Friday, October 9, 2015 - 9:00am to Saturday, October 10, 2015 - 5:00pm
SEEPAC will be hosting a two day workshop October 9-10 on Advances in the Economics of Climate Change. Attendance is by invitation only.
Objectives: The purpose of the workshop is to identify and advance empirical and theoretical economic methods for analyzing climate change policy. The emphasis is on identifying (a) inadequacies in current methods and (b) identifying promising advances that are both significant and non-marginal. The ultimate goal is to advance the state-of-the-art of applied models and methods for analyzing climate policy.

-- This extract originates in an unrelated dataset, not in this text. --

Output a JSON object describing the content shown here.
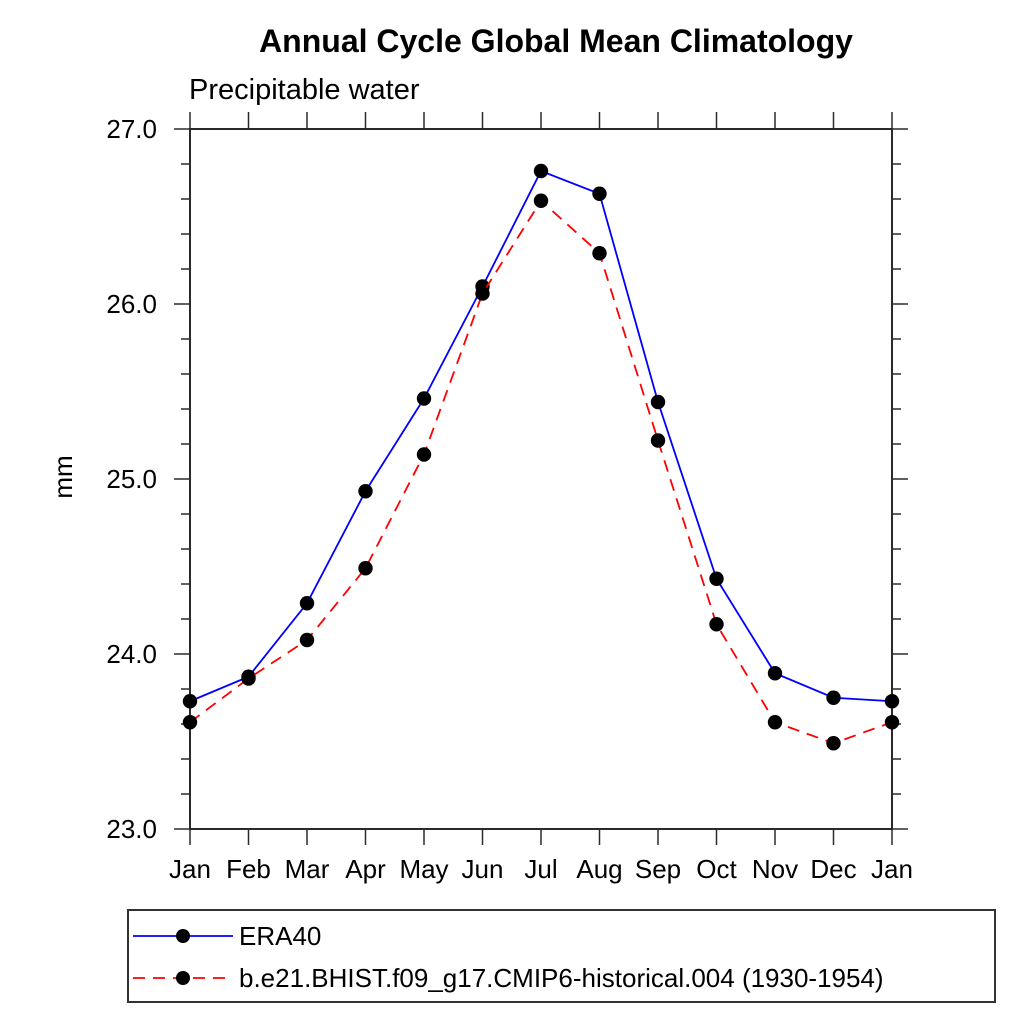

Motivation: A number of recent publications have suggested the importance of economics to formulating climate policy while underscoring the inadequacy of current knowledge on the economics of climate change. See for instance the September 2013 forum in the Journal of Economic Literature as well as the recent (April 2014) IPCC assessment on the economics of climate change (Chapter 3, WGIII, AR5). This in turn reduces the utility and reliability of integrated assessment models used for policy formation. Although the state of knowledge may be inadequate, there are many promising new research directions being pursued by a variety of economics researchers around the world. It is time to take stock of where we stand and what can be done to advance the state of knowledge in this important area.
Call for papers: here (deadline May 1, 2015)
Organizers: Profs. Marshall Burke and Charles Kolstad
This looks too interesting for me to be a participant, but I'm reposting as a PSA.